A Terrific "Paint Brush" For Light Painting
To some people, it may seem a little strange that a tool built for the auto industry turns out to be such a good choice for light painting foreground subjects under the starry night sky, but that's the case here. That's right, the Brinkmann Dual Xenon Spotlight (originally built for the automobile repair industry) works as an excellent light painting tool - so I thought I'd post a full review to let you know why it's such a good choice.
As a night photographer, I'm looking to capture great night nightscape images. And while I'm often shooting in the dark of the night with little to no moonlight, I find that I can add a lot of depth to my images with some subtle light painting. So over the years, I've been improving my gear and my techniques to make the process easier and the results even more subtle and natural looking.
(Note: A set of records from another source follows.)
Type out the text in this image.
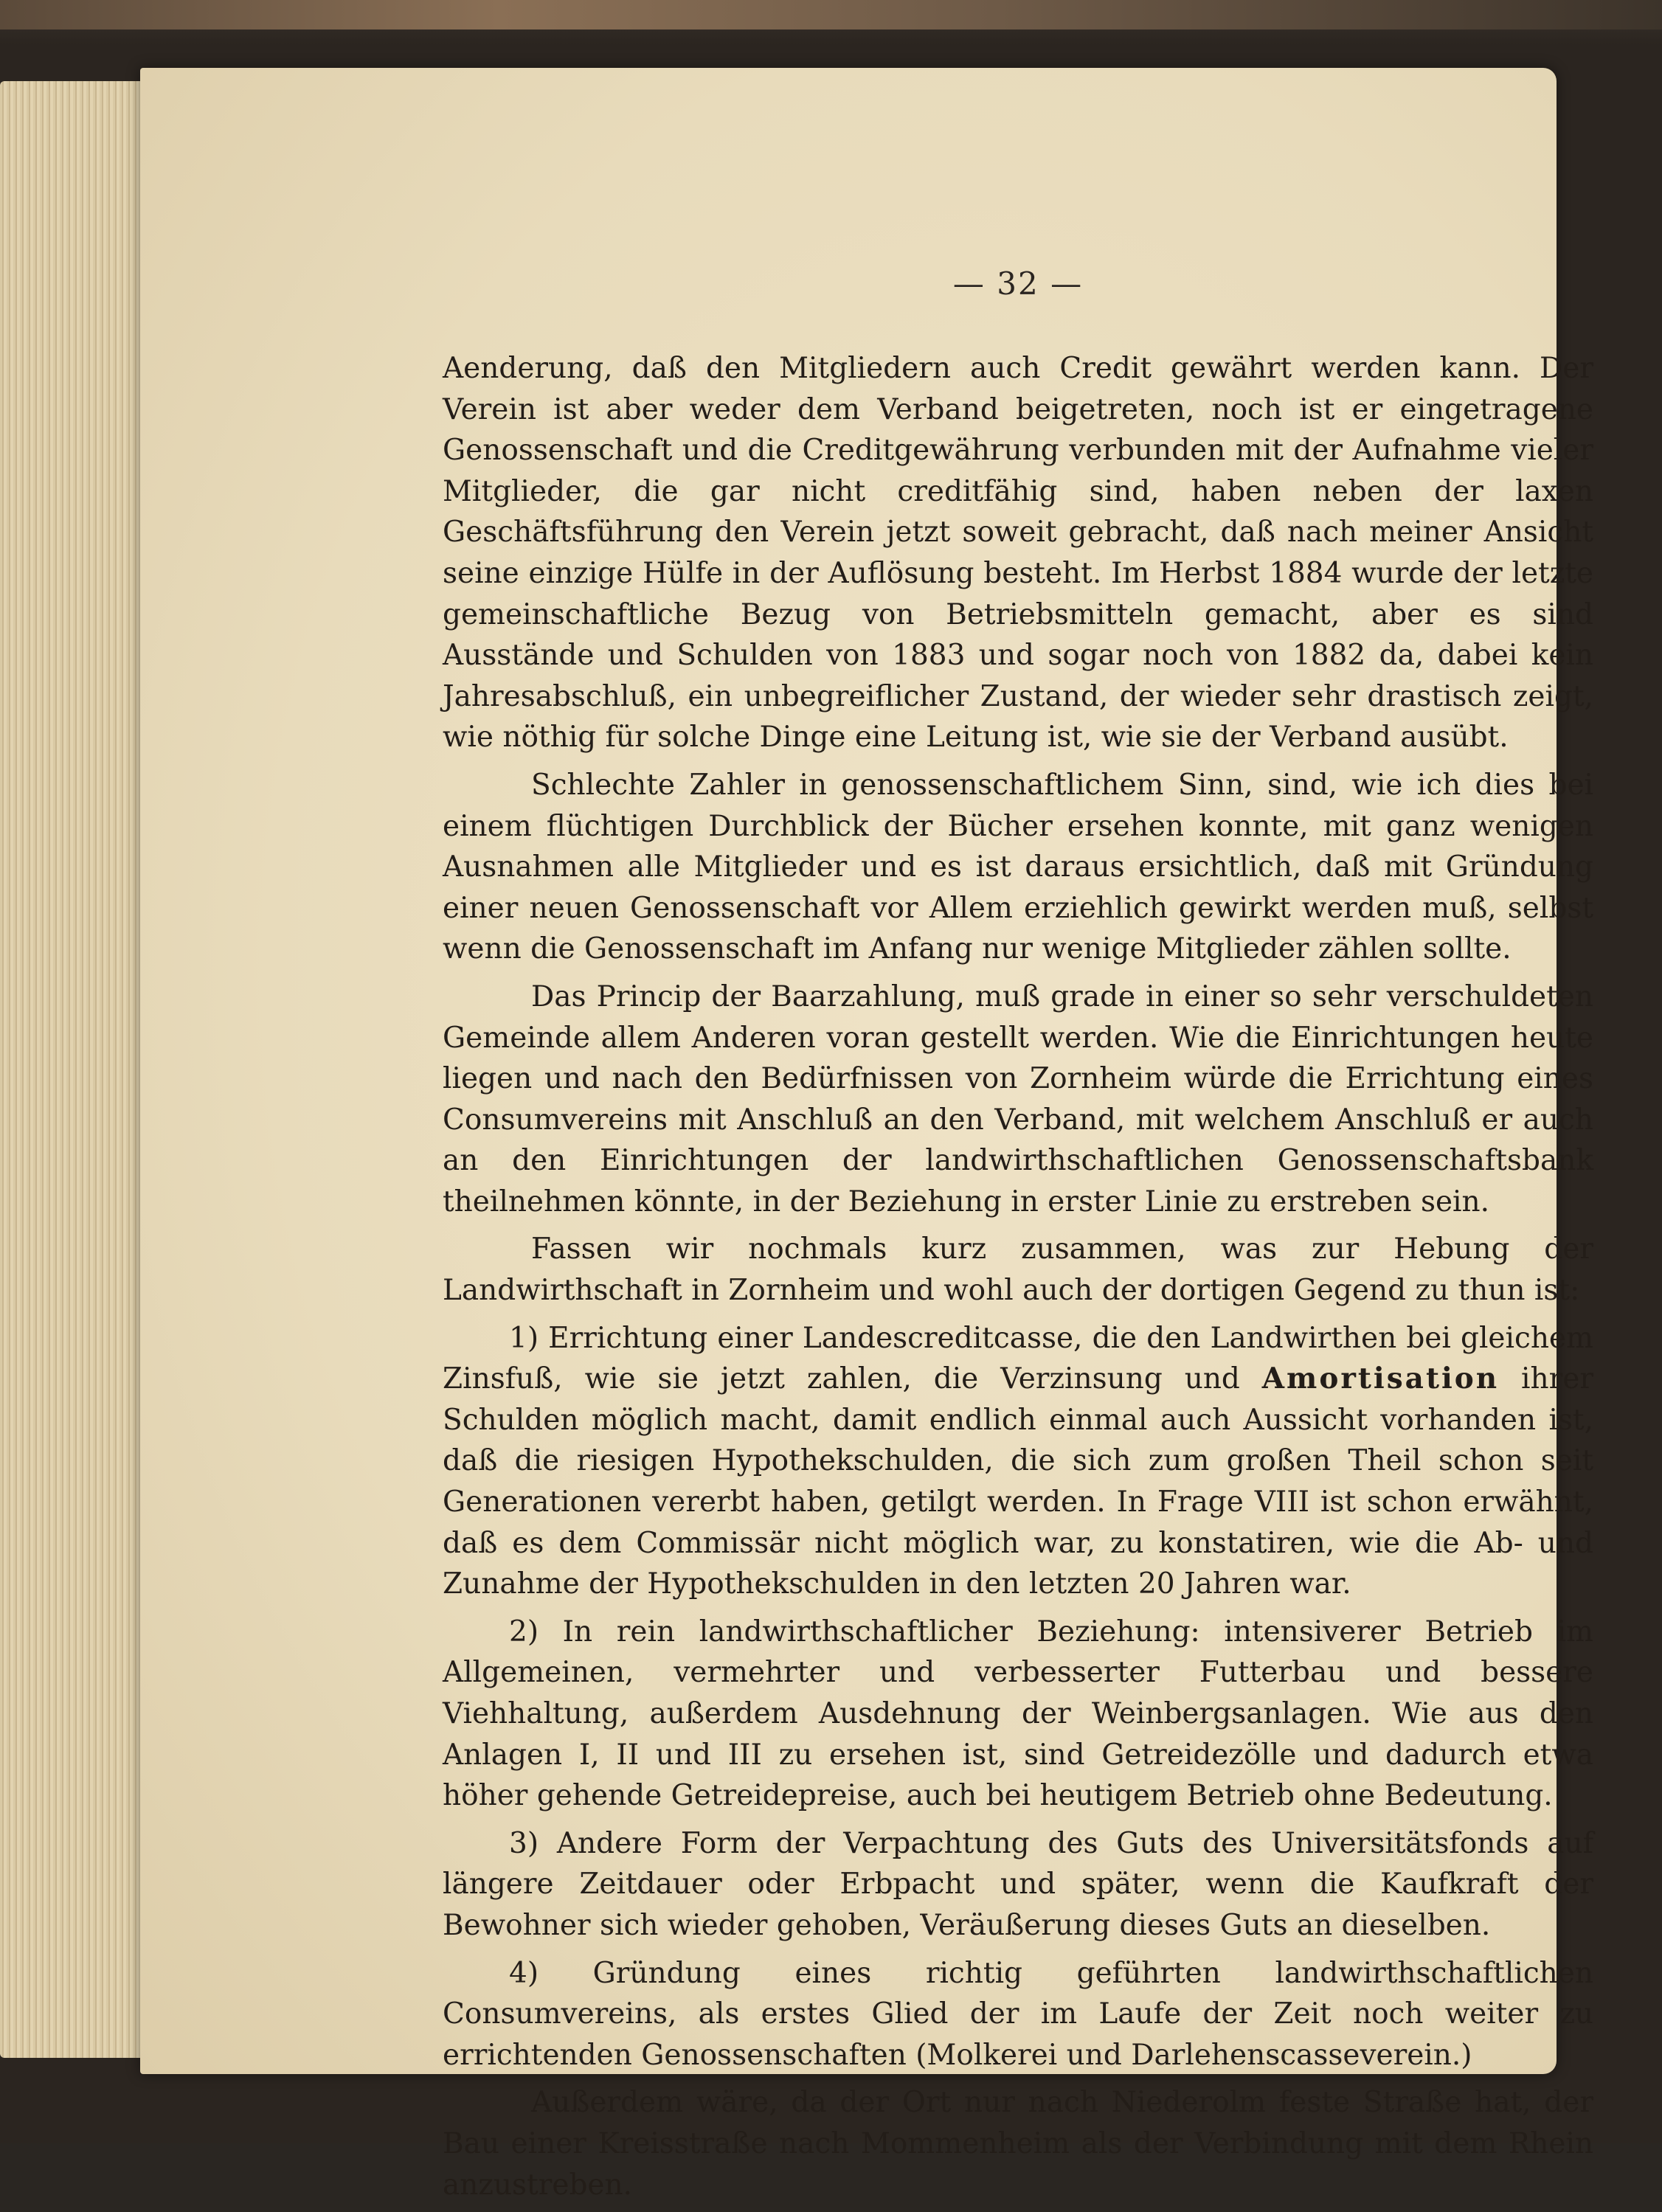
— 32 —

Aenderung, daß den Mitgliedern auch Credit gewährt werden kann. Der Verein ist aber weder dem Verband beigetreten, noch ist er eingetragene Genossenschaft und die Creditgewährung verbunden mit der Aufnahme vieler Mitglieder, die gar nicht creditfähig sind, haben neben der laxen Geschäftsführung den Verein jetzt soweit gebracht, daß nach meiner Ansicht seine einzige Hülfe in der Auflösung besteht. Im Herbst 1884 wurde der letzte gemeinschaftliche Bezug von Betriebsmitteln gemacht, aber es sind Ausstände und Schulden von 1883 und sogar noch von 1882 da, dabei kein Jahresabschluß, ein unbegreiflicher Zustand, der wieder sehr drastisch zeigt, wie nöthig für solche Dinge eine Leitung ist, wie sie der Verband ausübt.

Schlechte Zahler in genossenschaftlichem Sinn, sind, wie ich dies bei einem flüchtigen Durchblick der Bücher ersehen konnte, mit ganz wenigen Ausnahmen alle Mitglieder und es ist daraus ersichtlich, daß mit Gründung einer neuen Genossenschaft vor Allem erziehlich gewirkt werden muß, selbst wenn die Genossenschaft im Anfang nur wenige Mitglieder zählen sollte.

Das Princip der Baarzahlung, muß grade in einer so sehr verschuldeten Gemeinde allem Anderen voran gestellt werden. Wie die Einrichtungen heute liegen und nach den Bedürfnissen von Zornheim würde die Errichtung eines Consumvereins mit Anschluß an den Verband, mit welchem Anschluß er auch an den Einrichtungen der landwirthschaftlichen Genossenschaftsbank theilnehmen könnte, in der Beziehung in erster Linie zu erstreben sein.

Fassen wir nochmals kurz zusammen, was zur Hebung der Landwirthschaft in Zornheim und wohl auch der dortigen Gegend zu thun ist:

1) Errichtung einer Landescreditcasse, die den Landwirthen bei gleichem Zinsfuß, wie sie jetzt zahlen, die Verzinsung und Amortisation ihrer Schulden möglich macht, damit endlich einmal auch Aussicht vorhanden ist, daß die riesigen Hypothekschulden, die sich zum großen Theil schon seit Generationen vererbt haben, getilgt werden. In Frage VIII ist schon erwähnt, daß es dem Commissär nicht möglich war, zu konstatiren, wie die Ab- und Zunahme der Hypothekschulden in den letzten 20 Jahren war.

2) In rein landwirthschaftlicher Beziehung: intensiverer Betrieb im Allgemeinen, vermehrter und verbesserter Futterbau und bessere Viehhaltung, außerdem Ausdehnung der Weinbergsanlagen. Wie aus den Anlagen I, II und III zu ersehen ist, sind Getreidezölle und dadurch etwa höher gehende Getreidepreise, auch bei heutigem Betrieb ohne Bedeutung.

3) Andere Form der Verpachtung des Guts des Universitätsfonds auf längere Zeitdauer oder Erbpacht und später, wenn die Kaufkraft der Bewohner sich wieder gehoben, Veräußerung dieses Guts an dieselben.

4) Gründung eines richtig geführten landwirthschaftlichen Consumvereins, als erstes Glied der im Laufe der Zeit noch weiter zu errichtenden Genossenschaften (Molkerei und Darlehenscasseverein.)

Außerdem wäre, da der Ort nur nach Niederolm feste Straße hat, der Bau einer Kreisstraße nach Mommenheim als der Verbindung mit dem Rhein anzustreben.
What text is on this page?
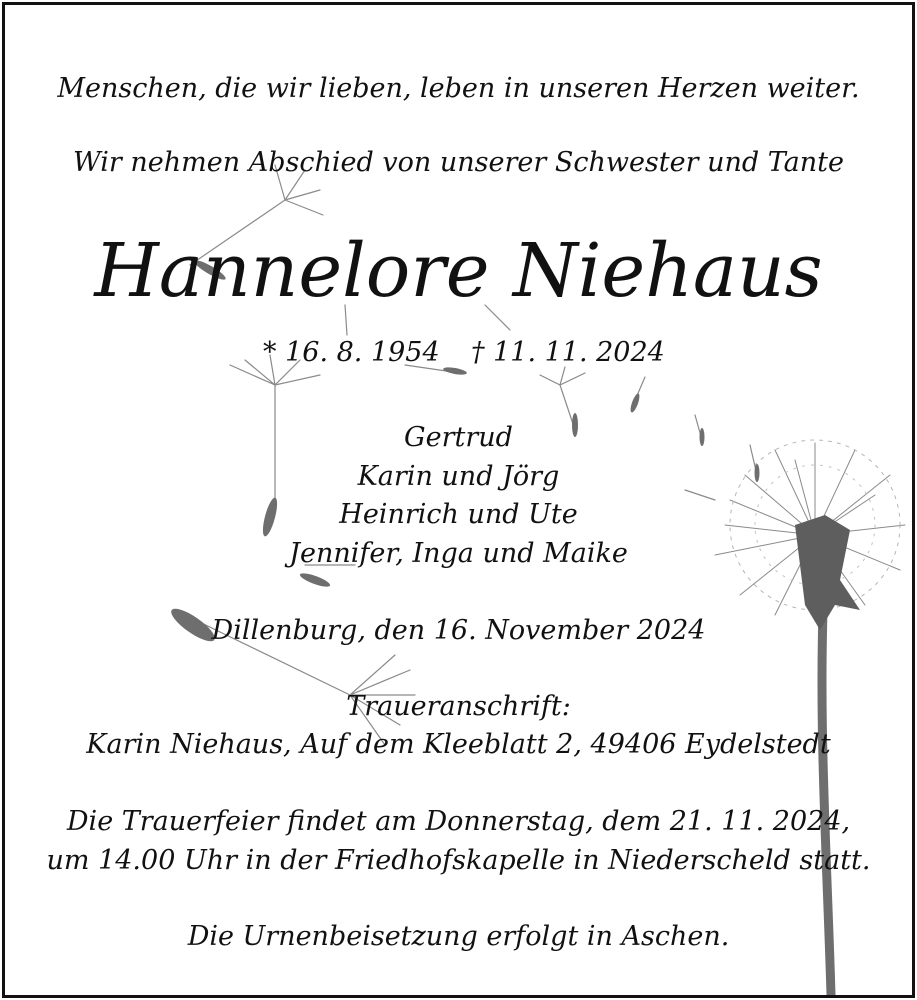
Menschen, die wir lieben, leben in unseren Herzen weiter.
Wir nehmen Abschied von unserer Schwester und Tante
Hannelore Niehaus
* 16. 8. 1954 † 11. 11. 2024
Gertrud
Karin und Jörg
Heinrich und Ute
Jennifer, Inga und Maike
Dillenburg, den 16. November 2024
Traueranschrift:
Karin Niehaus, Auf dem Kleeblatt 2, 49406 Eydelstedt
Die Trauerfeier findet am Donnerstag, dem 21. 11. 2024,
um 14.00 Uhr in der Friedhofskapelle in Niederscheld statt.
Die Urnenbeisetzung erfolgt in Aschen.
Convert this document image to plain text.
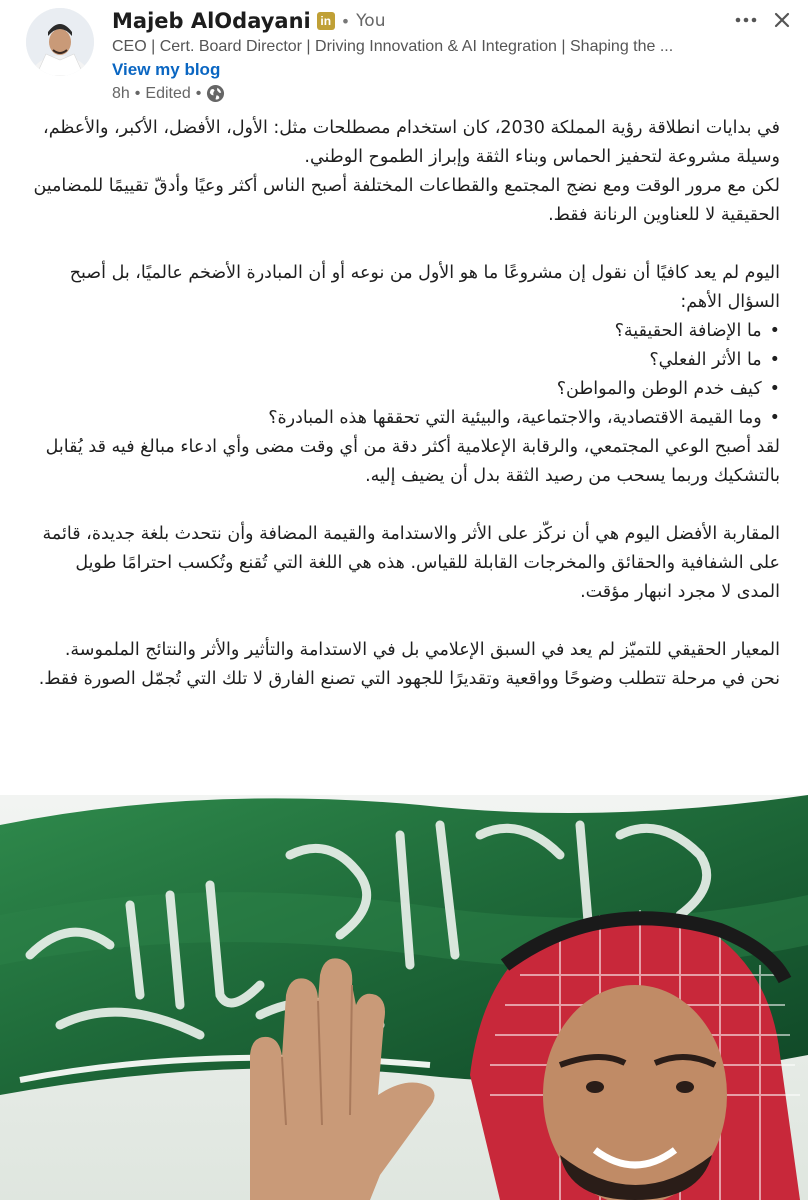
Majeb AlOdayani in • You
CEO | Cert. Board Director | Driving Innovation & AI Integration | Shaping the ...
View my blog
8h • Edited •

في بدايات انطلاقة رؤية المملكة 2030، كان استخدام مصطلحات مثل: الأول، الأفضل، الأكبر، والأعظم، وسيلة مشروعة لتحفيز الحماس وبناء الثقة وإبراز الطموح الوطني.

لكن مع مرور الوقت ومع نضج المجتمع والقطاعات المختلفة أصبح الناس أكثر وعيًا وأدقّ تقييمًا للمضامين الحقيقية لا للعناوين الرنانة فقط.

اليوم لم يعد كافيًا أن نقول إن مشروعًا ما هو الأول من نوعه أو أن المبادرة الأضخم عالميًا، بل أصبح السؤال الأهم:

•ما الإضافة الحقيقية؟

•ما الأثر الفعلي؟

•كيف خدم الوطن والمواطن؟

•وما القيمة الاقتصادية، والاجتماعية، والبيئية التي تحققها هذه المبادرة؟

لقد أصبح الوعي المجتمعي، والرقابة الإعلامية أكثر دقة من أي وقت مضى وأي ادعاء مبالغ فيه قد يُقابل بالتشكيك وربما يسحب من رصيد الثقة بدل أن يضيف إليه.

المقاربة الأفضل اليوم هي أن نركّز على الأثر والاستدامة والقيمة المضافة وأن نتحدث بلغة جديدة، قائمة على الشفافية والحقائق والمخرجات القابلة للقياس. هذه هي اللغة التي تُقنع وتُكسب احترامًا طويل المدى لا مجرد انبهار مؤقت.

المعيار الحقيقي للتميّز لم يعد في السبق الإعلامي بل في الاستدامة والتأثير والأثر والنتائج الملموسة.

نحن في مرحلة تتطلب وضوحًا وواقعية وتقديرًا للجهود التي تصنع الفارق لا تلك التي تُجمّل الصورة فقط.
What Makes A Good Light Paint Brush?
I've found there are several factors in deciding which light painting flashlight I like to use most: color temperature, even cast of light, adjustability, etc. In that direction, I really like the Xenon bulbs because they are a very neutral color temperature compared to the more common LED lights. I find that the LED lights are a bit too cool in temperature which needs to be adjusted in post-processing. Given the choice, I prefer to use a warmer light during the capture so I don't have to do that manipulation in post.
Beyond that, I've tested a lot of lights that have hot spots and dead spots in the light that gets emitted. This makes it challenging to get a good even distribution of light in my images so I've really tried to find lights with a more even, gentle cast - which I've found to be the case with the Brinkmann Dual Xenon Spotlight.
The image on the right, Lake Irene's Milky Way Mirror shows how impressive the light painting can be even with varied subjects and distances. In this case, the light painting and Milky Way exposure all took place in the same, single exposure (captured during a night photography workshop) - making the post-processing a breeze. It was very nice having the color temperature looking so natural straight out of the camera.
What Do You Mean It Was Made For The Auto Industry?
That's right, this light was originally named the "Swirl Finder" as it's billed as a must-have tool for automobile detailers and serious car enthusiasts. It shows swirls in much the same way the sun shows swirls only you don't need to move your car into the sun in order to see the swirls, instead you simply pull the trigger on gun-style flashlight and light up the paint while inside a garage or detail shop.
Ever since having learned about this flashlight auto enthusiasts have adopted it as a way of monitoring their progress to know when swirls are gone and the quality is high - allowing for jobs to be completed in any weather at any time of day. It's great to see it works well for the auto industry and of course, for my light painting needs.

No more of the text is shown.